Une gouvernance rotative qui empêche la constance
Samsung n’est pas devenu numéro 1 mondial des smartphones par accident et compte dans ses rangs d’excellents ingénieurs. Avec un tel poids mondial dans l’électronique – Samsung vient de relancer ses ventes informatiques dans de nombreux pays d’Europe, dont la France –, pourquoi le coréen peine-t-il autant dans la conception d’une puce haut de gamme ? Pour plusieurs analystes interrogés sous couvert de l’anonymat, Samsung paye ici son système de gouvernance. De nombreux hauts postes tournent en effet tous les deux ans – et c’est parfois tous les ans pour d’autres profils. Le tout, sans qu’on leur ait trop demandé leur avis. Si le fait d’éviter à ses troupes de « s’encrouter » peut être une bonne chose, cette mobilité a aussi des effets négatifs.
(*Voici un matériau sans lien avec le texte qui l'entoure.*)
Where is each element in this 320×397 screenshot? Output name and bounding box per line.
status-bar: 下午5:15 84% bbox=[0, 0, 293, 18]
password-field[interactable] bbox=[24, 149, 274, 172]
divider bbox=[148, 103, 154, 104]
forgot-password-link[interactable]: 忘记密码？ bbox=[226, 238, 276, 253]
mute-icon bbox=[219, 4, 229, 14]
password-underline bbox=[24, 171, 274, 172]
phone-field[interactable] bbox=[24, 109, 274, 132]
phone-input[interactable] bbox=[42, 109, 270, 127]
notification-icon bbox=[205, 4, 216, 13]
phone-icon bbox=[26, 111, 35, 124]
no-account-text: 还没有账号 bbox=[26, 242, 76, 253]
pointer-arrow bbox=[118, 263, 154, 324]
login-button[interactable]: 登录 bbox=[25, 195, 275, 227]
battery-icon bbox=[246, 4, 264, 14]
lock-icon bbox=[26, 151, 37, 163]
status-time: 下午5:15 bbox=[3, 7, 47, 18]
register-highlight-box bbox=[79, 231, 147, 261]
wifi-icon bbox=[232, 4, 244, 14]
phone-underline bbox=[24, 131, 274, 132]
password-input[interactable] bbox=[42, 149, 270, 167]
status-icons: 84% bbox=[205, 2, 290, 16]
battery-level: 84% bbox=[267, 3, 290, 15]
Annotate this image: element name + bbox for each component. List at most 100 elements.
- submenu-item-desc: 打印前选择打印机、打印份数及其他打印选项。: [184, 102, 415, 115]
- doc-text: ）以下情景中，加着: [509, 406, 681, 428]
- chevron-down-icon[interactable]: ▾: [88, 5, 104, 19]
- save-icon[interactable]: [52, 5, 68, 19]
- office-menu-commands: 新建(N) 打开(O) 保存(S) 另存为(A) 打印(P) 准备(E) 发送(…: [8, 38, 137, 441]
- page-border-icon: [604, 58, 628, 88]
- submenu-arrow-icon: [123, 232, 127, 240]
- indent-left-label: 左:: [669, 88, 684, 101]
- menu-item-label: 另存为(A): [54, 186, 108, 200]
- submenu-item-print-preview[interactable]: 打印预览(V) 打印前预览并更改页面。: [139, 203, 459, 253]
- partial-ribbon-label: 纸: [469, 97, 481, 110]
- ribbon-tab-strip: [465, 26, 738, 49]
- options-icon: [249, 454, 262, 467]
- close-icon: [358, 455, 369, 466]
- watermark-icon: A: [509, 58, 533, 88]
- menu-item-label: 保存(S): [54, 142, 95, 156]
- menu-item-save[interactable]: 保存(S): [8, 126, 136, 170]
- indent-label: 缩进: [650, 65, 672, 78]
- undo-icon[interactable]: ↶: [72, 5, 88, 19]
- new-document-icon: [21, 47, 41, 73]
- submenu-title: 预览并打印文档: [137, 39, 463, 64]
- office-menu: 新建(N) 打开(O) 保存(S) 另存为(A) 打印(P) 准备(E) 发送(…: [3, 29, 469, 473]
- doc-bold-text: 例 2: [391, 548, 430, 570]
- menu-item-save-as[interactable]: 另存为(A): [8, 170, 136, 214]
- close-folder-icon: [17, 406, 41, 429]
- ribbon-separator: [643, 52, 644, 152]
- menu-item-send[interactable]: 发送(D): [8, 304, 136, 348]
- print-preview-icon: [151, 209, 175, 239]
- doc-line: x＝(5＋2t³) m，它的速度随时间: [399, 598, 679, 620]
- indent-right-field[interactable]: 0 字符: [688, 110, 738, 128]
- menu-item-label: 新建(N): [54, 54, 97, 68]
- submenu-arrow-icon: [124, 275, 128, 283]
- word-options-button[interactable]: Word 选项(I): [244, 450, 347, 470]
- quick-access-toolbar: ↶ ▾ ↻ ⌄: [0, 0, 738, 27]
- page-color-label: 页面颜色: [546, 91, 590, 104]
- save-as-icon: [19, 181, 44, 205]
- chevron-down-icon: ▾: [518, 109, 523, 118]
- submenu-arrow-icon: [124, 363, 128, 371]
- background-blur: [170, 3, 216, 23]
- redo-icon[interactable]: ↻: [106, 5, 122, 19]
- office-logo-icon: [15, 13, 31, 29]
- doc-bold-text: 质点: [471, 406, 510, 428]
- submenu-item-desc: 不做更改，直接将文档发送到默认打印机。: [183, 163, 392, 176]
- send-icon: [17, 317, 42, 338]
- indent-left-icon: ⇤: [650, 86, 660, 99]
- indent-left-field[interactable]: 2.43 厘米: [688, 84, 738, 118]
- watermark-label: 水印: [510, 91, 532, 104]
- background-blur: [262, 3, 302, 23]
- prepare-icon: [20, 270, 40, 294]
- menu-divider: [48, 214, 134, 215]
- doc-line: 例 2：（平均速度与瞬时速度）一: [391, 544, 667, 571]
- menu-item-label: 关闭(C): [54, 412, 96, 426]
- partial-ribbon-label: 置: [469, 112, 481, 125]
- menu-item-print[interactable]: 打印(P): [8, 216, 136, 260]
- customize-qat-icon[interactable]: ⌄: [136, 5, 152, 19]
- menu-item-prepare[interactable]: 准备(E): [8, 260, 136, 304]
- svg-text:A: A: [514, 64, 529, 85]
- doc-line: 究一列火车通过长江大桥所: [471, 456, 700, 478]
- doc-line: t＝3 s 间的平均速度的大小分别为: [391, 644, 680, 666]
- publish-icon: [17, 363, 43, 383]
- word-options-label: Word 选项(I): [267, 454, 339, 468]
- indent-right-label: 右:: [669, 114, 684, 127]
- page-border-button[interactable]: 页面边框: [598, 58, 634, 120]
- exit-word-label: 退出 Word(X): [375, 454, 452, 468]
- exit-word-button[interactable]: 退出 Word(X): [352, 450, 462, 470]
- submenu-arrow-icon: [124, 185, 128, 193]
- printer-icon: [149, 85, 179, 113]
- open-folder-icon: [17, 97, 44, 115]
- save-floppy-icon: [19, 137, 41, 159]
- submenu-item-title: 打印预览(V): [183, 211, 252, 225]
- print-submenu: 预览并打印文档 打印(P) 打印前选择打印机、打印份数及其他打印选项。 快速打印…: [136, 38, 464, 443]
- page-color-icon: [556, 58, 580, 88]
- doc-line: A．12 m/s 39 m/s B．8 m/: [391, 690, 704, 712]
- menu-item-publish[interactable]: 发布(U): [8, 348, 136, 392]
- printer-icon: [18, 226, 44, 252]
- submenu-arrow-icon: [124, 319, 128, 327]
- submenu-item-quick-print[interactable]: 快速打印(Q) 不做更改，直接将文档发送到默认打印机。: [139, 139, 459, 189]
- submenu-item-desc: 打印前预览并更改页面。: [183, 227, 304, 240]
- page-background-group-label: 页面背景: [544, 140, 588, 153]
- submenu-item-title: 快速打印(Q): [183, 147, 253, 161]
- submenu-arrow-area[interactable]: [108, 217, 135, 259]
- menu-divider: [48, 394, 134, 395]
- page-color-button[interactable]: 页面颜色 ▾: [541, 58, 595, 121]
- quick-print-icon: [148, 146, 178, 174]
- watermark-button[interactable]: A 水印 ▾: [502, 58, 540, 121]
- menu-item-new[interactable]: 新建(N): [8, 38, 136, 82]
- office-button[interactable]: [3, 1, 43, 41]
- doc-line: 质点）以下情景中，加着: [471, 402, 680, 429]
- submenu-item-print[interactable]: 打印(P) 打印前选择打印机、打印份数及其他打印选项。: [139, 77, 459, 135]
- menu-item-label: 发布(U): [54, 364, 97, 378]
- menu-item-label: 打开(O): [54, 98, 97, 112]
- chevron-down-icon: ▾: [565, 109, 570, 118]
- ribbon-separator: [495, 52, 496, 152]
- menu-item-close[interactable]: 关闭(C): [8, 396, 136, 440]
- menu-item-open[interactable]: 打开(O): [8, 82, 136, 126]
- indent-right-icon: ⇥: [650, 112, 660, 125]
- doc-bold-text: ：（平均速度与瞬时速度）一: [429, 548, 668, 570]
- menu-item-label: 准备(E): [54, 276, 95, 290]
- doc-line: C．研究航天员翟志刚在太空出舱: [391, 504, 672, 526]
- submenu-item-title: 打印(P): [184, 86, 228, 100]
Car dans le monde des semi-conducteurs, le cycle de développement d’un processeur est d’environ trois ans et requiert aux alentours de 10.000 personnes. Une masse salariale énorme qu’il faut piloter et faire bouger dans la bonne direction pendant trente-six mois. Un défi immense, que seules quelques rares entreprises dans le monde arrivent à faire… et qui semble difficilement compatible avec des jeux de chaises musicales trop rapprochés.
En laissant filtrer un « retour » avec un « super GPU AMD » d’ici à 2025, Samsung semble dans les clous. Si on compte les trois années pour concevoir un SoC en partant de zéro et l’intégration d’une partie graphique plus performante (et adaptée !), cet horizon paraît possible. Mais Samsung a intérêt de garder le cap et d’éviter de changer d’avis tous les quatre matins. Sous peine de finir, un jour qui sait, à avoir à fermer sa division. Et se contenter de puces Qualcomm et MediaTek.